Some women struggle with chronic vulvar pain known as vulvodynia. While this condition can be aggravated by yeast infections, and is sometimes mistaken for a yeast infection, it is a different condition that causes redness and burning of the vulva. The cause of vulvodynia is not well-understood, but there are treatment options available.
Vaginal Yeast Infection Symptoms
Yeast infections of all kinds tend to develop in areas of the body where conditions are most favorable for yeast and mold to reproduce easily. Yeast and fungus thrive in moist conditions, so damp “folds” of the body (think areas where you sweat a lot) are usually more prone to infections and outbreaks, including:
- the mouth and throat
- anal area
- navel (belly button)
- nasal cavity and around the nose
- within the ears
- fingernails and toenails
- in between fingers and toes
- digestive tract
When yeast overgrows in the vagina, symptoms of a vaginal yeast infection can develop, including:
- vaginal itching (sometimes very uncomfortable and severe)

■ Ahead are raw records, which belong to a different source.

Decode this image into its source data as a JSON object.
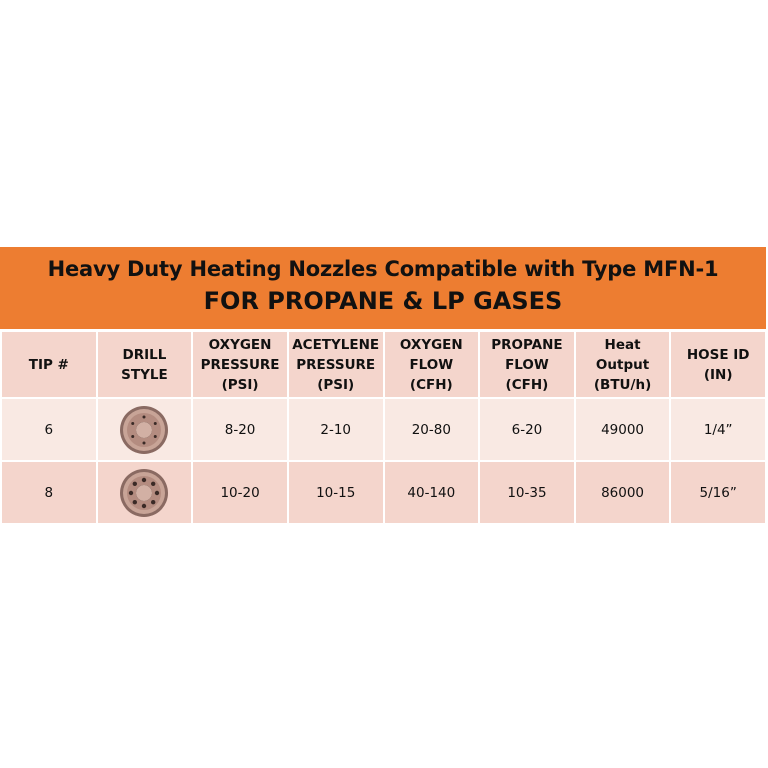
{
  "title": {
    "line1": "Heavy Duty Heating Nozzles Compatible with Type MFN-1",
    "line2": "FOR PROPANE & LP GASES"
  },
  "colors": {
    "banner": "#ED7D31",
    "header_row": "#F4D5CC",
    "row_light": "#F9E9E3",
    "row_dark": "#F4D5CC"
  },
  "table": {
    "headers": [
      [
        "TIP #"
      ],
      [
        "DRILL",
        "STYLE"
      ],
      [
        "OXYGEN",
        "PRESSURE",
        "(PSI)"
      ],
      [
        "ACETYLENE",
        "PRESSURE",
        "(PSI)"
      ],
      [
        "OXYGEN",
        "FLOW",
        "(CFH)"
      ],
      [
        "PROPANE",
        "FLOW",
        "(CFH)"
      ],
      [
        "Heat",
        "Output",
        "(BTU/h)"
      ],
      [
        "HOSE ID",
        "(IN)"
      ]
    ],
    "rows": [
      {
        "tip": "6",
        "drill_icon": "nozzle-tip-6-hole",
        "oxygen_pressure": "8-20",
        "acetylene_pressure": "2-10",
        "oxygen_flow": "20-80",
        "propane_flow": "6-20",
        "heat_output": "49000",
        "hose_id": "1/4”"
      },
      {
        "tip": "8",
        "drill_icon": "nozzle-tip-8-hole",
        "oxygen_pressure": "10-20",
        "acetylene_pressure": "10-15",
        "oxygen_flow": "40-140",
        "propane_flow": "10-35",
        "heat_output": "86000",
        "hose_id": "5/16”"
      }
    ]
  }
}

- vaginal discharge that’s white, thick, clumpy and odorless (while not pleasant to visualize, some people describe it as looking like cottage or ricotta cheese)
- irritated skin around the opening to the vagina (vulva and labia), redness and swelling
- slight bleeding
- vaginal pain, especially during intercourse or during menstruation
- pain when going to the bathroom or when urinating
- sometimes a slight smell that’s unusual
Usually, yeast infections are obvious and somewhat uncomfortable, especially if left untreated, and the symptoms continue to worsen. However, some people don’t realize they have a vaginal yeast infection or mistake it for another problem, like a urinary tract infection, side effects from birth control pillsor irregular periods, or a sexually transmitted disease, for example.
When candida yeast multiplies, it’s capable of spreading to different parts of the body and causing all types of problems. Just like you can experience a vaginal yeast infection caused by overgrowth of Candida albicans in the genitals, “candida virus” can take over your digestive system too. This is like a form of an internal digestive yeast infection and causes symptoms such as fatigue, digestive upset, changes in appetite or food cravings.